Detector Comparison: Gamma vs Z-score vs Power Law ==================================================== .. raw:: html
Summary. The Gumbel/OpenAI watermark (Aaronson 2022) can be detected by several test statistics. The standard detector uses the Gamma distribution (exponential scores); Lattimore (2026) proposed a truncated power law statistic that is theoretically near-optimal. We ran a comprehensive 24-setting sweep comparing all three — Gamma, Z-score, and Power Law — across 8 temperatures × 3 nucleus-sampling values × 13 sequence lengths. The result: all three detectors perform practically equivalently on real LLM text, confirming Lattimore's own caveat in Section 6.
Figure 3. True positive rate vs. number of scored tokens for four representative settings spanning the signal-strength range. Top-left: Near-null signal (T=0.1, top_p=0.5) — all detectors perform near-random even at 500 tokens. Top-right: Moderate signal (T=0.5, top_p=1.0) — detectors reach ≈95% TPR around n=30–50. Bottom-left: Strong signal (T=0.7, top_p=0.9) — convergence at n=15. Bottom-right: Very strong signal (T=1.5, top_p=0.9) — convergence at n=10. In all panels, Gamma, Z-score, and Power Law curves are nearly indistinguishable.
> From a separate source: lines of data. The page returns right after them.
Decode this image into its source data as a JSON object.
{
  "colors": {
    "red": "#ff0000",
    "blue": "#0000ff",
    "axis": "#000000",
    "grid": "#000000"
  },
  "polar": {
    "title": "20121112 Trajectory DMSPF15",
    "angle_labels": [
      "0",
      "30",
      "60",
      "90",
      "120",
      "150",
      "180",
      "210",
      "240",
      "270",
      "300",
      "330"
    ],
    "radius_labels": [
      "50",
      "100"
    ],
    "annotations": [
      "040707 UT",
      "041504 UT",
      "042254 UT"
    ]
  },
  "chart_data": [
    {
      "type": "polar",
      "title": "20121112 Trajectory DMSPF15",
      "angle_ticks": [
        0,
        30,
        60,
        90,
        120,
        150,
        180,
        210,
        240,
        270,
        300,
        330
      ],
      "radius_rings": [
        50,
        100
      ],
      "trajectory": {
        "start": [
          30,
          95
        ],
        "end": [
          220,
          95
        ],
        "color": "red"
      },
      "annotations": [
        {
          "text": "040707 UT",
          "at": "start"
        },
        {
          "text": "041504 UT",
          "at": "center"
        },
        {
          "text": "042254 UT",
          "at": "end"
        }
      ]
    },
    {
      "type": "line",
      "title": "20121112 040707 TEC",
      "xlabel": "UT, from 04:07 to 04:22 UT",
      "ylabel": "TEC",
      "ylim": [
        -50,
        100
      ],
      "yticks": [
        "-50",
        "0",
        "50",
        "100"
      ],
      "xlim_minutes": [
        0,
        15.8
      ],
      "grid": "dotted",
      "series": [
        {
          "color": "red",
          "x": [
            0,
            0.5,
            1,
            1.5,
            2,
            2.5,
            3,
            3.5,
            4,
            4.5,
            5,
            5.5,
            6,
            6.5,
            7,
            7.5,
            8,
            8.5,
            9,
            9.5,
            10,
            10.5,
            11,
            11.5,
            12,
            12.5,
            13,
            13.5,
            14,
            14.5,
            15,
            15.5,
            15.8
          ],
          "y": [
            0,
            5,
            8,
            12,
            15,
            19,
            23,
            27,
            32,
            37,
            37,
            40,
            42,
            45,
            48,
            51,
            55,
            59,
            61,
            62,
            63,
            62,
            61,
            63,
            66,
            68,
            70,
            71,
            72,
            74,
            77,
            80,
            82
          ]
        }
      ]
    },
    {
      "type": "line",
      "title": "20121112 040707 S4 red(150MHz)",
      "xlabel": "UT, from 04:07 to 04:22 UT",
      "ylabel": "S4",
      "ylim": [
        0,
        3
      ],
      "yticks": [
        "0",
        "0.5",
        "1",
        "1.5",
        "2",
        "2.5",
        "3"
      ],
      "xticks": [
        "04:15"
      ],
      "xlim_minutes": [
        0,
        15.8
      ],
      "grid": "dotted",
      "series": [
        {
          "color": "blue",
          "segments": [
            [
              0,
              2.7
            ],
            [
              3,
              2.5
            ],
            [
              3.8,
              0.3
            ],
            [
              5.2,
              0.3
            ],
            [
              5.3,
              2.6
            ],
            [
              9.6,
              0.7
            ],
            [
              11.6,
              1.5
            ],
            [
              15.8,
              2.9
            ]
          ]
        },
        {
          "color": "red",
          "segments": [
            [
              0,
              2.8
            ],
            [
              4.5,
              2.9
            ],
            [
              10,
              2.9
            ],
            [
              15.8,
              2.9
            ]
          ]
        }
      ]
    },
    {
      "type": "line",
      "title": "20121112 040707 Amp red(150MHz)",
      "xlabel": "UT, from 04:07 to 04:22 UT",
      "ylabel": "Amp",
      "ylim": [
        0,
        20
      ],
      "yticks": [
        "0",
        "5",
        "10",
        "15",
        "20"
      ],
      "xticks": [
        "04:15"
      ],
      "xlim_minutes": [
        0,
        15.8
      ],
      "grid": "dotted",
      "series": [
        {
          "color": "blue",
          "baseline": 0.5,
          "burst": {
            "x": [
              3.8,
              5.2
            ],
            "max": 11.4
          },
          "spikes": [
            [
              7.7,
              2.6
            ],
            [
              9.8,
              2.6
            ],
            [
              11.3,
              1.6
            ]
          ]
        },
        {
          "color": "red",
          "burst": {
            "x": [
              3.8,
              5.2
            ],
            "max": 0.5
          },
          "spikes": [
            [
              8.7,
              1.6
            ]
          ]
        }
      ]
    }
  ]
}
Figure 4. Power Law TPR minus Gamma TPR at n=20 tokens. Red = PL better; blue = Gamma better. Most cells are near zero. A slight Gamma advantage appears in the moderate-signal regime (T=0.3–0.7, top_p=0.5), while PL edges ahead in a few strong-signal cells. All differences are within sampling noise (±0.08 for n=100 samples).
Figure 5. Detector performance at n=8 (left) vs n=30 (right). At n=8, Power Law is consistently 10–20% behind Gamma/Z-score across all signal strengths — a structural consequence of the ε-truncation losing dynamic range. By n=30 the gap closes and all three converge.